What the researchers found is worth pausing on. Three overarching themes emerged from participant interviews. The first — Space to Breathe — describes an environment of dissolved hierarchy and genuine human connection, explicitly contrasted with clinical encounters. The second — Flexibility to Participate — describes the experience of engaging on one's own terms, without pressure, without a predetermined endpoint. The third — Possibility for Change — documents something the participants hadn't expected: a reforming of their relationship to pain, a liberation in the moment, and a renewed orientation toward the future.
This was not therapy. The artists were not clinicians. There was no treatment goal. And yet participant after participant described their pain experience as transformed — not eliminated, but reframed, externalised, given new form. One described it as having a new set of rules. Another said it simply gave them hope to carry on.
The study's authors are careful to note the limitations of a small qualitative sample. But they are also clear about the implication: arts-based, community-led, non-clinical approaches may offer something that clinical pathways currently cannot, particularly for people who have been living with pain for years.
How does the change what YOU do?
None of this is an argument against structural assessment. The thoracic hypomobility, the hypertonic piriformis, the compensatory scapular pattern — these are real, and addressing them matters, especially in the early weeks/months of an injury. In the acute, subacute-rehabilitative window, the biomedical model is our primary language and it should be. (This also happens to be where a lot of massage therapy education remains both at the baseline educational level as well in professional development.)
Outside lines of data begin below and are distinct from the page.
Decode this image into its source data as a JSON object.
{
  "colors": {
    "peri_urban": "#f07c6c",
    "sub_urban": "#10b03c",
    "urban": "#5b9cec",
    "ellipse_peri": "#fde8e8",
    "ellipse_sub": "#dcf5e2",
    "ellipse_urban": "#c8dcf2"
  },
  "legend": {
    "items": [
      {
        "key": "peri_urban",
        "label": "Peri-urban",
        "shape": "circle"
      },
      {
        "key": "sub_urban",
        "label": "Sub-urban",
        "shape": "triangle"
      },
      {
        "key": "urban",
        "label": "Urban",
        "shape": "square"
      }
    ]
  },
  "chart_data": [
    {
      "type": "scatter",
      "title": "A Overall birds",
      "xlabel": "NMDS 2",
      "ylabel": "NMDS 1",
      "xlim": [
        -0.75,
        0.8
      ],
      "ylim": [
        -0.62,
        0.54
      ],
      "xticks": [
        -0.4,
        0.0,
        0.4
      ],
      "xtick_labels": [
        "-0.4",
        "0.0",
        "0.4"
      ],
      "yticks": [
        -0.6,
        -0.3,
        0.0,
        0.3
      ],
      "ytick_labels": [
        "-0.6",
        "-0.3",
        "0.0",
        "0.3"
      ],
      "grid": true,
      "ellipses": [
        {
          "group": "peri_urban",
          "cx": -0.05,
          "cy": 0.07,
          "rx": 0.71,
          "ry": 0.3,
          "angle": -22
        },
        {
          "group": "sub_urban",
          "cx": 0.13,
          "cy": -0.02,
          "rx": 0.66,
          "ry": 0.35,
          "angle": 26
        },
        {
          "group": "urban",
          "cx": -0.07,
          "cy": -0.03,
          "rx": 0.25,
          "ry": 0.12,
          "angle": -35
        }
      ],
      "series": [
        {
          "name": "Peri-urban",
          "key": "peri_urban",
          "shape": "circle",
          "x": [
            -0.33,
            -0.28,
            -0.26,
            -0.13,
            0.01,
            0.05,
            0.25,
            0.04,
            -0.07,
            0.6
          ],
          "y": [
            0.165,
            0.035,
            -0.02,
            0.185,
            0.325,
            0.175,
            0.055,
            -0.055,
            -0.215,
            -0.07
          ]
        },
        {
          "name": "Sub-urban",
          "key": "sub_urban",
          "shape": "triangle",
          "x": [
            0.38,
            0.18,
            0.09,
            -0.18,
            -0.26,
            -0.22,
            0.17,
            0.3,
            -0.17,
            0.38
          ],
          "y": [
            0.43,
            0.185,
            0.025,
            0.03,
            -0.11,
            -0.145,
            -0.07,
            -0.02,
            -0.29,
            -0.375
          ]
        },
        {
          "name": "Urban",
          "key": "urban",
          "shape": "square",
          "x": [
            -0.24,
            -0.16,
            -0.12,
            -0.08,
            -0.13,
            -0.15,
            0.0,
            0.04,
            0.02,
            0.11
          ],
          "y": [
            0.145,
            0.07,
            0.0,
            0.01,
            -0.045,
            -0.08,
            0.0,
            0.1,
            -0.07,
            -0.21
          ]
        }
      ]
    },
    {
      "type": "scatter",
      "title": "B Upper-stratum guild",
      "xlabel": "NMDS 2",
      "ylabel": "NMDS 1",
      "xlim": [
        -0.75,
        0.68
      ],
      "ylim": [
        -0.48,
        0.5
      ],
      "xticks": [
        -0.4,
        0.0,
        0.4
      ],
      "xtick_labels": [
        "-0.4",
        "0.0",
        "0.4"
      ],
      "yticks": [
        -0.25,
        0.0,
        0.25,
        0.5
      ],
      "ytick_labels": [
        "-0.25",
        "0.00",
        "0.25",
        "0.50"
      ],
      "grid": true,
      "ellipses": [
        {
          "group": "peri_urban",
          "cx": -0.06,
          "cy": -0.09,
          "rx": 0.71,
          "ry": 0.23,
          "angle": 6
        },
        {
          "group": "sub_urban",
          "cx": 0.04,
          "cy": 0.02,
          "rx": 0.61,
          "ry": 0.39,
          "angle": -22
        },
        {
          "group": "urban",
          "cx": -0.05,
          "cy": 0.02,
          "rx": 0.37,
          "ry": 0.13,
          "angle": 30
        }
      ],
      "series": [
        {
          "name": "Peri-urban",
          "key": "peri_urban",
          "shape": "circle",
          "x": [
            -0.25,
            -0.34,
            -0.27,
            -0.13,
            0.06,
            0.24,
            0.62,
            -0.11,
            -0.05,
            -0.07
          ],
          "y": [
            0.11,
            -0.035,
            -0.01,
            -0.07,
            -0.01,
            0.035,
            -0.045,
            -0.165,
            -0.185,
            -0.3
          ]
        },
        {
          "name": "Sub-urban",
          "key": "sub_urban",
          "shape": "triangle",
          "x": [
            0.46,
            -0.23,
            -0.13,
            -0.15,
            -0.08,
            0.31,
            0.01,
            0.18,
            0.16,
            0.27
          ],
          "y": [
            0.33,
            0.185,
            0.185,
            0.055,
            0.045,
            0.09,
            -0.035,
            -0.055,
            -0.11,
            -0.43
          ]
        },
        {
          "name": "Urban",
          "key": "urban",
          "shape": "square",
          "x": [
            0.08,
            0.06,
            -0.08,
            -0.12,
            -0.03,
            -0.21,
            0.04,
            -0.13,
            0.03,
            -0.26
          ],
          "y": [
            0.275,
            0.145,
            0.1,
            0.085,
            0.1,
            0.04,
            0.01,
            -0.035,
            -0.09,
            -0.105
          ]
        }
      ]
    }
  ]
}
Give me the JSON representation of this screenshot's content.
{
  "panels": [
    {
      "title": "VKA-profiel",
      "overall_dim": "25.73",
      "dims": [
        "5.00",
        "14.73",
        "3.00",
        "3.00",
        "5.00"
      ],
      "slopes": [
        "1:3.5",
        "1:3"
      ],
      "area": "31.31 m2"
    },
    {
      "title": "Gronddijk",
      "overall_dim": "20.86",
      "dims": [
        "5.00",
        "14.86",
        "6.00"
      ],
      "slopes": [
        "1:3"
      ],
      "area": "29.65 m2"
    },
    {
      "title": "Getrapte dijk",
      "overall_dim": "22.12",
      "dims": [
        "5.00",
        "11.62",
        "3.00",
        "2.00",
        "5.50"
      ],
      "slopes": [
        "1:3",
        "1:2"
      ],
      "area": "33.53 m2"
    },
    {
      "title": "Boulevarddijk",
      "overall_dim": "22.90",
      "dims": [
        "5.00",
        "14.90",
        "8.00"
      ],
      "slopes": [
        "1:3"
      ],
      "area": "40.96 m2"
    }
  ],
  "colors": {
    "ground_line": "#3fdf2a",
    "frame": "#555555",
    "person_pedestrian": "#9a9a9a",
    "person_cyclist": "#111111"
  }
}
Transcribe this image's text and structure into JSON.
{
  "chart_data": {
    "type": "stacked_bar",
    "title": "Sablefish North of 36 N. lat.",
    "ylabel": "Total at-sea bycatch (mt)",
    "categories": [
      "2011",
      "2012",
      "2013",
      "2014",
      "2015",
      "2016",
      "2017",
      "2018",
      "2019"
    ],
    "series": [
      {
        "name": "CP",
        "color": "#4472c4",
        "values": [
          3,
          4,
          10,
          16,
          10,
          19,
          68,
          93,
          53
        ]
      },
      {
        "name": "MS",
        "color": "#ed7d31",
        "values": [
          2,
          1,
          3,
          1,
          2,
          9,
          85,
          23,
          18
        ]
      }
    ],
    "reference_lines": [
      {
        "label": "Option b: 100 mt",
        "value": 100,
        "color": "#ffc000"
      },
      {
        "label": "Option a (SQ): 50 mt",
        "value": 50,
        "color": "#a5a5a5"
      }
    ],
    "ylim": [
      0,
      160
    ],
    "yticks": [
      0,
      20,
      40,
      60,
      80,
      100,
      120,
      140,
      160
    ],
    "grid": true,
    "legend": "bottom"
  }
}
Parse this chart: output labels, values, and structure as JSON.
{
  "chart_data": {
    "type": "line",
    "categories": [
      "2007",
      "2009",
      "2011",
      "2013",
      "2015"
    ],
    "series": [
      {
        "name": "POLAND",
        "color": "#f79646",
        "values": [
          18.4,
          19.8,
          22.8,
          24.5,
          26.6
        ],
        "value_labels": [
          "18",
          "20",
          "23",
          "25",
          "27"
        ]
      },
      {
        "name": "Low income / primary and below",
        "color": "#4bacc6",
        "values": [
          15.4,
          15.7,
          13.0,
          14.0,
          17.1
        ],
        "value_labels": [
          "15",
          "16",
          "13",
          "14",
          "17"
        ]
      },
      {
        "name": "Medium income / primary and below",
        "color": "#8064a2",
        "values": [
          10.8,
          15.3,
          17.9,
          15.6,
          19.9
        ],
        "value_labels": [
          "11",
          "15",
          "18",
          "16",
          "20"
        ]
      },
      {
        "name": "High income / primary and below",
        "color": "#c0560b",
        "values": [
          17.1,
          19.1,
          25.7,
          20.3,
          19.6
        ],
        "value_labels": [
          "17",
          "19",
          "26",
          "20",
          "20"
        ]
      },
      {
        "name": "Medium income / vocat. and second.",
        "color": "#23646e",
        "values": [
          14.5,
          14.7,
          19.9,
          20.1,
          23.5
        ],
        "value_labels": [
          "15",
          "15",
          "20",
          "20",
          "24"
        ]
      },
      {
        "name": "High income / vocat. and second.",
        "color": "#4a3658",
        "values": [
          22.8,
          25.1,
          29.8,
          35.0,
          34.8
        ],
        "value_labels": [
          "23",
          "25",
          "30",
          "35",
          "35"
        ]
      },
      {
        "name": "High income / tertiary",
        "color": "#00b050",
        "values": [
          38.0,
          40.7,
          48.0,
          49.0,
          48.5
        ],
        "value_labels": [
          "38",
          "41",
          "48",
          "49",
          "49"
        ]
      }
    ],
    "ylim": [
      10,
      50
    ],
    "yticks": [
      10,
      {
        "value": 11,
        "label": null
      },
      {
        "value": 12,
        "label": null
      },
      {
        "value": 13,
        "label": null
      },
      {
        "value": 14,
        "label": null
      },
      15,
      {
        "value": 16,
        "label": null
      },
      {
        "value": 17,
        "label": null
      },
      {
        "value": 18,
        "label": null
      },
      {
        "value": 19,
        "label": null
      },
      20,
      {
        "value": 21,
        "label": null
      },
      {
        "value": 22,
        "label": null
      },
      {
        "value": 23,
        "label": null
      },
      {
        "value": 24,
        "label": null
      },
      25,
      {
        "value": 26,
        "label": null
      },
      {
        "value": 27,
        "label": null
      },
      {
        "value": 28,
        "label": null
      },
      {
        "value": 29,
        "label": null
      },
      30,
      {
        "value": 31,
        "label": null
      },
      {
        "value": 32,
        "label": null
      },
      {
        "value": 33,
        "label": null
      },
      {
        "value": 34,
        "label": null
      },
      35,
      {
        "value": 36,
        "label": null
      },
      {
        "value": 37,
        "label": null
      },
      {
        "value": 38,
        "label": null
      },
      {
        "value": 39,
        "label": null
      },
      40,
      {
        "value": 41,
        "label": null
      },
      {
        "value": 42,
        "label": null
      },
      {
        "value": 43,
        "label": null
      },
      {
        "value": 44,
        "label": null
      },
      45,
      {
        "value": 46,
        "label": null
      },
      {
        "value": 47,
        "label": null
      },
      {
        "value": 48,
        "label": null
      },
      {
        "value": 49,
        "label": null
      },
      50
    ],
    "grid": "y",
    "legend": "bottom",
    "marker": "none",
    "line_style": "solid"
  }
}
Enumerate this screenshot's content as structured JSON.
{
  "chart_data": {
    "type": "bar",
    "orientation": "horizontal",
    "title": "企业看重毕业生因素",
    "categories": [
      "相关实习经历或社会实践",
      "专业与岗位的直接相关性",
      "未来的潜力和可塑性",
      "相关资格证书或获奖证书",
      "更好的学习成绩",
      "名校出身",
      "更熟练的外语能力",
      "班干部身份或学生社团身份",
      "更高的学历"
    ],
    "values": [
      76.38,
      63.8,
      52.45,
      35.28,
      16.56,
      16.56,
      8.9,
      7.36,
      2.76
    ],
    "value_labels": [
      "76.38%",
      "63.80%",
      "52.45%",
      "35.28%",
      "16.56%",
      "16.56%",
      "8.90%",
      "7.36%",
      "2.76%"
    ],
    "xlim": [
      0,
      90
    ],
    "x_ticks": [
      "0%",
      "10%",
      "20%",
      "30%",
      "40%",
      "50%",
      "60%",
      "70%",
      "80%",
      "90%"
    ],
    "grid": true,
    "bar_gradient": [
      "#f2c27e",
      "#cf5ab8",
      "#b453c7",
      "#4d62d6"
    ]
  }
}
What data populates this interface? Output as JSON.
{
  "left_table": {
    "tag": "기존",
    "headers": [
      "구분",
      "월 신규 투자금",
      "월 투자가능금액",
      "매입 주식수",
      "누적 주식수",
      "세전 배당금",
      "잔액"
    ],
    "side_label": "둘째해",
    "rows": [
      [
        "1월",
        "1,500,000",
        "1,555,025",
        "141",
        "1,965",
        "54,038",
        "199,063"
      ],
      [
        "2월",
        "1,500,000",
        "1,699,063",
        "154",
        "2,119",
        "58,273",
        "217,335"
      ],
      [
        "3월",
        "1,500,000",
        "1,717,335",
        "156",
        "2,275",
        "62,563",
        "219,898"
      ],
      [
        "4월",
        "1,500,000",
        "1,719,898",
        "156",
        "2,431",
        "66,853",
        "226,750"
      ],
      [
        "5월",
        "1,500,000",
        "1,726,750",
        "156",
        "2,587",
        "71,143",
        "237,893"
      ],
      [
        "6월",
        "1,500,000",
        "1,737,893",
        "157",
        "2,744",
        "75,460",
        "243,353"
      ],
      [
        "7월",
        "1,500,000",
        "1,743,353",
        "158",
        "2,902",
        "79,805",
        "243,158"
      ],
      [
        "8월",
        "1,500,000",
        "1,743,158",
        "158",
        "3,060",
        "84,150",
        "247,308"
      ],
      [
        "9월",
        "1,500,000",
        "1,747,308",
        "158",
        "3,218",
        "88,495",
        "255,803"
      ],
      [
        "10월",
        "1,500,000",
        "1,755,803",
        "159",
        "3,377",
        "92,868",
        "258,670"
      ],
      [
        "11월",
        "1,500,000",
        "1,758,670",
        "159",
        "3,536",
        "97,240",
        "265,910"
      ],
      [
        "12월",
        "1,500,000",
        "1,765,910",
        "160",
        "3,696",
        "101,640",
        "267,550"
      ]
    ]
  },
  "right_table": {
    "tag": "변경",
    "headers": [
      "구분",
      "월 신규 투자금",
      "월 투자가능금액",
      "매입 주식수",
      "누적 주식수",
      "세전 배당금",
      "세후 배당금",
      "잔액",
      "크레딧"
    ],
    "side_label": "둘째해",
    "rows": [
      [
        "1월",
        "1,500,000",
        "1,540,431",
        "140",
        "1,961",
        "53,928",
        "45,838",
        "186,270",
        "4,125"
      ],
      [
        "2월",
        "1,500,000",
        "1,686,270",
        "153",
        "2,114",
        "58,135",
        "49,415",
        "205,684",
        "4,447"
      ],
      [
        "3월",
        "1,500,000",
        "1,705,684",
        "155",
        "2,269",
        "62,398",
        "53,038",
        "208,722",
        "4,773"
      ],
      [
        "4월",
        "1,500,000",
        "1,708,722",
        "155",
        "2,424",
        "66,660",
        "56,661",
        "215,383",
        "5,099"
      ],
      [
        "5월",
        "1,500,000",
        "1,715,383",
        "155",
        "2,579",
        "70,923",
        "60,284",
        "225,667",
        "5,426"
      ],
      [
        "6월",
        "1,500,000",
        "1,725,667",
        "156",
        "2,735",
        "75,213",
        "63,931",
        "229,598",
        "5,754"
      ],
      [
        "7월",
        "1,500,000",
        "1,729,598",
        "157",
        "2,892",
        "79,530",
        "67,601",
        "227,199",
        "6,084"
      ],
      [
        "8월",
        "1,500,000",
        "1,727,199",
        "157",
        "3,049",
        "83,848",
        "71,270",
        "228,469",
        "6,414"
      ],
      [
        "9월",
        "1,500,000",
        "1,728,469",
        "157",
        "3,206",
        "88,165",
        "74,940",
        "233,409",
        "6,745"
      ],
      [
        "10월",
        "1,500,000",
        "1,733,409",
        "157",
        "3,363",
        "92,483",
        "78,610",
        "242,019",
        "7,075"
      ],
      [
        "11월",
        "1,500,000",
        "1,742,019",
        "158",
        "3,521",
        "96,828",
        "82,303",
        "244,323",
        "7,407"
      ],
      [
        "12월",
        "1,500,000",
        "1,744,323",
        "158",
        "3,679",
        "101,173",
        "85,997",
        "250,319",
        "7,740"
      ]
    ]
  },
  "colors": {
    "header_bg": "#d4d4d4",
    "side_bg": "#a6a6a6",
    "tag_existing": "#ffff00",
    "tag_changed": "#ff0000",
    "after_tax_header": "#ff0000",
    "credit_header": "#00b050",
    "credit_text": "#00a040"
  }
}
But when a client has been in pain for four, six, twelve months — when they have seen three practitioners, tried two imaging protocols, and still can't sleep — the tissue story is no longer the whole story. At that point, the research is telling us that the questions worth asking look different. What is their life like? What do they believe about their pain? What do they feel they can no longer do — and have they been given space to grieve that? Who do they talk to about it? What gives them meaning? (This may mean finding a talk therapist to refer out to.)
This is the territory I explore in Pain: The Other 4-Letter Word— the idea that chronic pain is not simply a biological signal gone rogue, but a deeply human experience shaped by psychology, relationships, environment, and narrative. The research reviewed here is not a departure from that framework. It is the academic literature catching up to it.
To be clear this is a shift in perspective, not a rejection of structure
What the Johnson et al. collection ultimately advocates for is not the abandonment of biomedicine. It is the development of what the authors call an ecology of pain — a richer, more layered understanding of why pain persists in the complex sociological milieu of modern life, and what genuinely helps people live well within it.
For those of us working with our hands, that means holding two things at once. A sophisticated understanding of tissue, movement, and neurophysiology — applied rigorously in the early stages of injury. And, as injuries move into the chronic phase, a willingness to shift the frame: to ask about the person, not just the structure; to use language that opens possibility rather than reinforcing damage; and to see the therapeutic relationship itself as one of the most powerful tools in the room.
The research is not asking us to stop being body workers. It is asking us to remember that the body we are working with is inhabited by a person — and that person lives in a world.